In these regimes, corruption is not only a tool for maintaining fealty but also for punishing disloyalty. Dos Santos, Ablyazov and Firtash all deny any wrongdoing. Each can rightly say that the reason they, rather than other members of the ruling cliques in Angola, Kazakhstan and Ukraine, find themselves under investigation is because they were the ones who fell from political favour.

For those who retain that favour – and those who bestow it – the financial secrecy system remains a tool for turning illegitimate power into money, then scraping away that money’s past so that it can buy what is on sale in the remaining democracies: legitimacy. That was the business of another figure named in the FinCEN files: the disgraced lobbyist Paul Manafort.

Along with all the money that the likes of Manafort have helped to funnel into democracies has come the spirit of kleptocracy.

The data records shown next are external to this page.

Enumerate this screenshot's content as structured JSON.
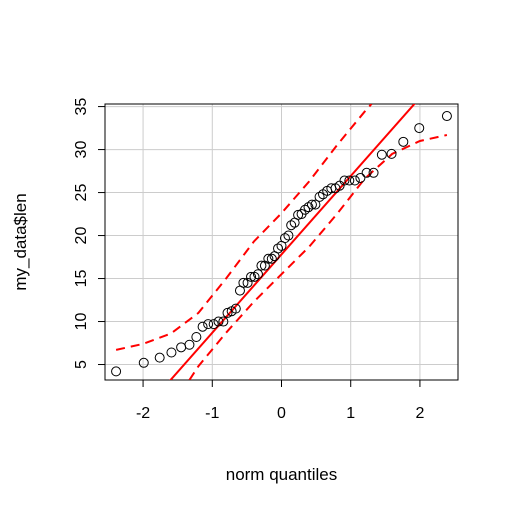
{
  "chart_data": {
    "type": "scatter",
    "title": "",
    "xlabel": "norm quantiles",
    "ylabel": "my_data$len",
    "xlim": [
      -2.55,
      2.55
    ],
    "ylim": [
      3.2,
      35.3
    ],
    "x_ticks": [
      -2,
      -1,
      0,
      1,
      2
    ],
    "x_tick_labels": [
      "-2",
      "-1",
      "0",
      "1",
      "2"
    ],
    "y_ticks": [
      5,
      10,
      15,
      20,
      25,
      30,
      35
    ],
    "y_tick_labels": [
      "5",
      "10",
      "15",
      "20",
      "25",
      "30",
      "35"
    ],
    "grid": true,
    "series": [
      {
        "kind": "points",
        "x": [
          -2.39,
          -1.99,
          -1.76,
          -1.59,
          -1.45,
          -1.33,
          -1.23,
          -1.14,
          -1.06,
          -0.98,
          -0.91,
          -0.84,
          -0.78,
          -0.72,
          -0.66,
          -0.6,
          -0.55,
          -0.49,
          -0.44,
          -0.39,
          -0.34,
          -0.29,
          -0.24,
          -0.19,
          -0.14,
          -0.1,
          -0.05,
          0.0,
          0.05,
          0.1,
          0.14,
          0.19,
          0.24,
          0.29,
          0.34,
          0.39,
          0.44,
          0.49,
          0.55,
          0.6,
          0.66,
          0.72,
          0.78,
          0.84,
          0.91,
          0.98,
          1.06,
          1.14,
          1.23,
          1.33,
          1.45,
          1.59,
          1.76,
          1.99,
          2.39
        ],
        "y": [
          4.2,
          5.2,
          5.8,
          6.4,
          7.0,
          7.3,
          8.2,
          9.4,
          9.7,
          9.7,
          10.0,
          10.0,
          11.0,
          11.2,
          11.5,
          13.6,
          14.5,
          14.5,
          15.2,
          15.2,
          15.5,
          16.5,
          16.5,
          17.3,
          17.3,
          17.6,
          18.5,
          18.8,
          19.7,
          20.0,
          21.2,
          21.5,
          22.4,
          22.5,
          23.0,
          23.3,
          23.6,
          23.6,
          24.5,
          24.8,
          25.2,
          25.5,
          25.5,
          25.8,
          26.4,
          26.4,
          26.4,
          26.7,
          27.3,
          27.3,
          29.4,
          29.5,
          30.9,
          32.5,
          33.9
        ]
      },
      {
        "kind": "reference-line",
        "color": "#ff0000",
        "x": [
          -2.55,
          2.55
        ],
        "y": [
          -5.43,
          41.05
        ]
      },
      {
        "kind": "confidence-band-upper",
        "color": "#ff0000",
        "x": [
          -2.39,
          -2.0,
          -1.6,
          -1.2,
          -0.8,
          -0.4,
          0.0,
          0.4,
          0.8,
          1.2,
          1.3
        ],
        "y": [
          6.7,
          7.4,
          8.6,
          11.0,
          15.0,
          19.3,
          22.6,
          26.3,
          30.5,
          34.4,
          35.3
        ]
      },
      {
        "kind": "confidence-band-lower",
        "color": "#ff0000",
        "x": [
          -1.33,
          -1.2,
          -0.8,
          -0.4,
          0.0,
          0.4,
          0.8,
          1.2,
          1.6,
          2.0,
          2.39
        ],
        "y": [
          3.2,
          4.8,
          8.7,
          12.3,
          15.5,
          18.7,
          22.5,
          26.6,
          29.5,
          31.0,
          31.7
        ]
      }
    ]
  }
}
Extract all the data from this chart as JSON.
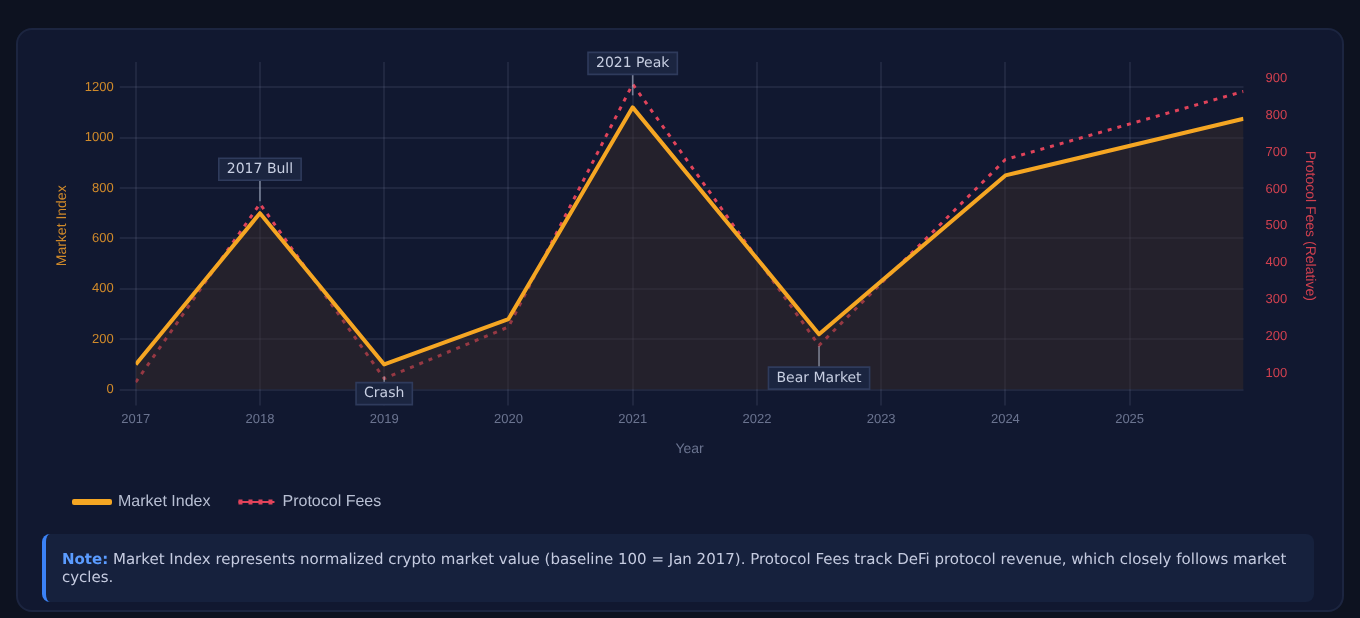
{
  "chart_data": {
    "type": "line",
    "xlabel": "Year",
    "ylabel": "Market Index",
    "y2label": "Protocol Fees (Relative)",
    "x": [
      "2017-01",
      "2018-01",
      "2019-01",
      "2020-01",
      "2021-01",
      "2022-07",
      "2024-01",
      "2025-12"
    ],
    "series": [
      {
        "name": "Market Index",
        "color": "#f5a623",
        "values": [
          100,
          700,
          100,
          280,
          1120,
          220,
          850,
          1075
        ],
        "type": "area",
        "line_style": "solid"
      },
      {
        "name": "Protocol Fees",
        "color": "#e0435a",
        "values": [
          75,
          560,
          85,
          225,
          885,
          175,
          680,
          865
        ],
        "axis": "y2",
        "line_style": "dotted"
      }
    ],
    "xlim": [
      "2017-01",
      "2025-12"
    ],
    "xticks": [
      {
        "value": "2017",
        "label": "2017"
      },
      {
        "value": "2018",
        "label": "2018"
      },
      {
        "value": "2019",
        "label": "2019"
      },
      {
        "value": "2020",
        "label": "2020"
      },
      {
        "value": "2021",
        "label": "2021"
      },
      {
        "value": "2022",
        "label": "2022"
      },
      {
        "value": "2023",
        "label": "2023"
      },
      {
        "value": "2024",
        "label": "2024"
      },
      {
        "value": "2025",
        "label": "2025"
      }
    ],
    "ylim": [
      0,
      1300
    ],
    "yticks": [
      0,
      200,
      400,
      600,
      800,
      1000,
      1200
    ],
    "y2lim": [
      55,
      945
    ],
    "y2ticks": [
      100,
      200,
      300,
      400,
      500,
      600,
      700,
      800,
      900
    ],
    "grid": true,
    "legend": "bottom",
    "marker": "none",
    "annotations": [
      {
        "text": "2017 Bull",
        "x": "2018-01",
        "y": 700
      },
      {
        "text": "Crash",
        "x": "2019-01",
        "y": 100
      },
      {
        "text": "2021 Peak",
        "x": "2021-01",
        "y": 1120
      },
      {
        "text": "Bear Market",
        "x": "2022-07",
        "y": 220
      },
      "Note: Market Index represents normalized crypto market value (baseline 100 = Jan 2017). Protocol Fees track DeFi protocol revenue, which closely follows market cycles."
    ]
  }
}
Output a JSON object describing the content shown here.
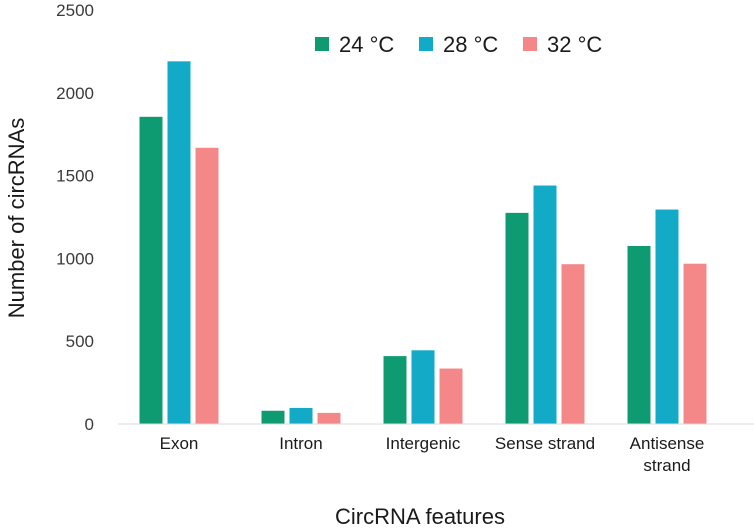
{
  "chart_data": {
    "type": "bar",
    "title": "",
    "xlabel": "CircRNA features",
    "ylabel": "Number of circRNAs",
    "ylim": [
      0,
      2500
    ],
    "yticks": [
      0,
      500,
      1000,
      1500,
      2000,
      2500
    ],
    "grid": false,
    "legend_position": "top-right",
    "categories": [
      [
        "Exon"
      ],
      [
        "Intron"
      ],
      [
        "Intergenic"
      ],
      [
        "Sense strand"
      ],
      [
        "Antisense",
        "strand"
      ]
    ],
    "series": [
      {
        "name": "24 °C",
        "color": "#0f9b72",
        "values": [
          1855,
          80,
          410,
          1275,
          1075
        ]
      },
      {
        "name": "28 °C",
        "color": "#12aac6",
        "values": [
          2190,
          97,
          445,
          1440,
          1295
        ]
      },
      {
        "name": "32 °C",
        "color": "#f48889",
        "values": [
          1668,
          67,
          335,
          965,
          968
        ]
      }
    ]
  }
}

It lives most vividly in the man Manafort served as campaign manager, whose business career was for years sustained by money that flowed in via front companies from Russia and other kleptocracies and built the buildings that bore his name, and who in office has conflated his personal interests with those of the state while cultivating a union of kleptocrats in Moscow, Riyadh, Pyongyang and beyond. Donald Trump has, like any good launderer, constructed an alternative reality. Little wonder he, like kleptocrats the world over, is so desperate to cling to that most potent shield from the past, the immunity from prosecution that comes with high office.

As for my mischievous source Nigel Wilkins, he ended up going to work for the UK financial regulator at Canary Wharf. When his old Swiss bank was caught helping Americans evade tax, Wilkins told his superiors he had a load of documents that showed similar suspicious behaviour in the UK. He was escorted from the building and fired for gross misconduct. His offence? Violating the bank’s clients’ confidentiality.